Are we not better and at home
In dreamful Autumn, we who deem
No harvest joy is worth a dream?
A little while and night shall come,
A little while, then, let us dream.

Is it not better, he says, to stay away from the rest of the world in its harvest celebrations, and keep to ourselves and our “dream of love,” illusory though it may be.  And he thinks no joy in harvest is worth this brief dream of love.  So soon the night will come and the dream will end, but let us dream while we may.  Yes, it is escapism, but poor Dowson, as we have seen in the earlier posting, had reason in his sad life for escapism.

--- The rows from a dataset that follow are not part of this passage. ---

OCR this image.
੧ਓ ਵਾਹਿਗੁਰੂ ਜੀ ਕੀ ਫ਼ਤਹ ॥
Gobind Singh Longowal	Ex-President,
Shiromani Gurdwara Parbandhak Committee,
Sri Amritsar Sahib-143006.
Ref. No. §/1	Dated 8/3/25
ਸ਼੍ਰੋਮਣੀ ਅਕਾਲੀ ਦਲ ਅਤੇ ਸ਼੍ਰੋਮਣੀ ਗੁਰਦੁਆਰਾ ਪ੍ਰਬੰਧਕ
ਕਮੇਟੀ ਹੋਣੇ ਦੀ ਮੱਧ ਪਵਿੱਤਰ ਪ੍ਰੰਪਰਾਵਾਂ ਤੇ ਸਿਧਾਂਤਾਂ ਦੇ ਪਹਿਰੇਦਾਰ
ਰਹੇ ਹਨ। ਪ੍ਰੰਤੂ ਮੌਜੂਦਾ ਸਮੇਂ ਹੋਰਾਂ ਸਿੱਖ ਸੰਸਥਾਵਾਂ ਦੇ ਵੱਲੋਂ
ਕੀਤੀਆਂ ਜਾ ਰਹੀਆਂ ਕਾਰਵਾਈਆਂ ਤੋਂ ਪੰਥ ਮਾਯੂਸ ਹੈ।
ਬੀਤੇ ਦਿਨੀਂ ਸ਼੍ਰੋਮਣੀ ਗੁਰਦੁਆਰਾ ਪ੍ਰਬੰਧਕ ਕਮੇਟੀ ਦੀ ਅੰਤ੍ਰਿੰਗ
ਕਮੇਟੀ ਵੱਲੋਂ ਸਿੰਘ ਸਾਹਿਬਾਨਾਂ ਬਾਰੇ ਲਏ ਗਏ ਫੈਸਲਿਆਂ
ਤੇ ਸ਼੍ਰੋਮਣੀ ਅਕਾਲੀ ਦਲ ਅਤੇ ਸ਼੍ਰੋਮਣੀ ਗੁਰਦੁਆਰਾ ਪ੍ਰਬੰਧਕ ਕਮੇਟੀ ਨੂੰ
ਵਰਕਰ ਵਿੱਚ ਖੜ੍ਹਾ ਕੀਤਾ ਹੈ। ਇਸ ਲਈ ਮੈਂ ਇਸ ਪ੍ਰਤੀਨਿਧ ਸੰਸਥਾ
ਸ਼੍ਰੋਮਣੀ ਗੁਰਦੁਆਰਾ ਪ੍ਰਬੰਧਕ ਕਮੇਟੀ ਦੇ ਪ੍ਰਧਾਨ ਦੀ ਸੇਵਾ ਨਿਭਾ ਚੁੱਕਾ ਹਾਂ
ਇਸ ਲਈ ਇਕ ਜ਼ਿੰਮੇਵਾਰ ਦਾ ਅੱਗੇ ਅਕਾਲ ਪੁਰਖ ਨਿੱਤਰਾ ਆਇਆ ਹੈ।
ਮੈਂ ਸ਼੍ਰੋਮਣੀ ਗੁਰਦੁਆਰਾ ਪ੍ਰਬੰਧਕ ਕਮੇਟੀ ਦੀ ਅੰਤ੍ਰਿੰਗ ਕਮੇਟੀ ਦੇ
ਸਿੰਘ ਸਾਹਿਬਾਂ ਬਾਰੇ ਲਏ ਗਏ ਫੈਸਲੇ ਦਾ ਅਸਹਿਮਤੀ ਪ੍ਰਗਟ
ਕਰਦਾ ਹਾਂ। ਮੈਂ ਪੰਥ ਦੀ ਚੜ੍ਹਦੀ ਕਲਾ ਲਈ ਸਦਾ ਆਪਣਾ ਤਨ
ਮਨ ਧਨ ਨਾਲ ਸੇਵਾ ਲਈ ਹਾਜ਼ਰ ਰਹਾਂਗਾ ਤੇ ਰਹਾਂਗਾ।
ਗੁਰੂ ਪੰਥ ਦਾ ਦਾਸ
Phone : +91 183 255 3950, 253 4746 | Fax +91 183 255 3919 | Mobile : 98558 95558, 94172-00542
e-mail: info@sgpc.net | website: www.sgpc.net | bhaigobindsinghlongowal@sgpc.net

Beyond the pearled horizons lie
Winter and night: awaiting these
We garner this poor hour of ease,
Until love turn from us and die
Beneath the drear November trees

Beyond the pearled (bluish-gray) horizons — that is, beyond the present time, lie winter and night, symbolizing to Dowson the end of things — of life and joy and pleasure and sadness.  So, he says, we garner (take and hold) this “poor hour of ease,” that is, the brief time of their love affair, their dream — until it all comes to an end, and he sees “love turn from us and die / Beneath the drear November trees.  By November, of course, the gentle and lovely October days of bright leaves and leaf-scented walks are past — and cold and rain have replaced them.  And for Dowson, love inevitably would end, would “turn from us and die.”

Basically, this is another “gather ye rosebuds while ye may” poem that tells people life is not easy nor is it lasting.  Matthew Arnold wrote,

Ah, love, let us be true
To one another! for the world, which seems
To lie before us like a land of dreams,
So various, so beautiful, so new,
Hath really neither joy, nor love, nor light,
Nor certitude, nor peace, nor help for pain;

Dowson would certainly have agreed with much of that, though he obviously felt that love itself is a temporary illusion rather than a long and faithful bond; beautiful while it lasts, like the fragrance of a rose — but evanescent and all too soon gone.  That, of course reflects the downward course of his young life, but he did leave some memorable words behind.